I begrudgingly slide out of the booth. He tries to hand me his phone for the picture, but I hold up my hand in protest and proceed to walk around him.
“I need to use the restroom,” I mutter, walking away from the booth. “Just take a selfie with him. He loves selfies.”
I rush toward the restroom to find a moment of reprieve from my father. I don’t know why I asked him to meet me today. It could be because I’m moving and I won’t see him for God knows how long, but that’s not even a good enough excuse to put myself through this.
I swing open the door to the first stall. I lock it behind me and pull a protective seat cover out of the dispenser and place it over the toilet seat.
I read a study on bacteria in public restrooms once. The first stall in every bathroom studied was found to have the least amount of bacteria. People assume the first stall is the most utilized, so most people skip over it. Not me. It’s the only one I’ll use. I haven’t always been a germaphobe, but spending two months in the hospital when I was sixteen left me a bit obsessive-compulsive when it comes to hygiene.

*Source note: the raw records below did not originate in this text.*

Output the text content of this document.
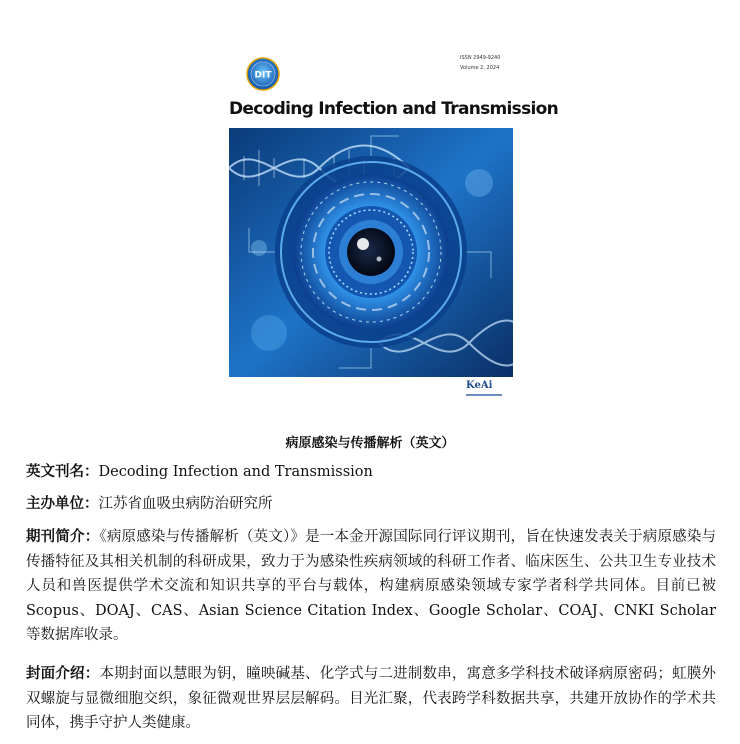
DIT
ISSN 2949-9240
Volume 2, 2024
Decoding Infection and Transmission
KeAi
病原感染与传播解析（英文）

英文刊名：Decoding Infection and Transmission

主办单位：江苏省血吸虫病防治研究所

期刊简介：《病原感染与传播解析（英文）》是一本金开源国际同行评议期刊，旨在快速发表关于病原感染与传播特征及其相关机制的科研成果，致力于为感染性疾病领域的科研工作者、临床医生、公共卫生专业技术人员和兽医提供学术交流和知识共享的平台与载体，构建病原感染领域专家学者科学共同体。目前已被 Scopus、DOAJ、CAS、Asian Science Citation Index、Google Scholar、COAJ、CNKI Scholar 等数据库收录。

封面介绍：本期封面以慧眼为钥，瞳映碱基、化学式与二进制数串，寓意多学科技术破译病原密码；虹膜外双螺旋与显微细胞交织，象征微观世界层层解码。目光汇聚，代表跨学科数据共享，共建开放协作的学术共同体，携手守护人类健康。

Once I’m finished using the restroom, I take at least a full minute to wash my hands. I stare down at them the entire time, refusing to look in the mirror. Avoiding my reflection becomes easier by the day, but I still catch a glimpse of myself while reaching for a paper towel. No matter how many times I’ve looked in a mirror, I still haven’t grown used to what I see.
I bring my left hand up and touch the scars that run across the left side of my face, over my jaw and down my neck. They disappear beneath the collar of my shirt, but underneath my clothing, the scars run down the entire left side of my torso, stopping just below my waistline. I run my fingers over the areas of skin that now resemble puckered leather. Scars that constantly remind me that the fire was real and not just a nightmare I can force myself awake from with a pinch on the arm.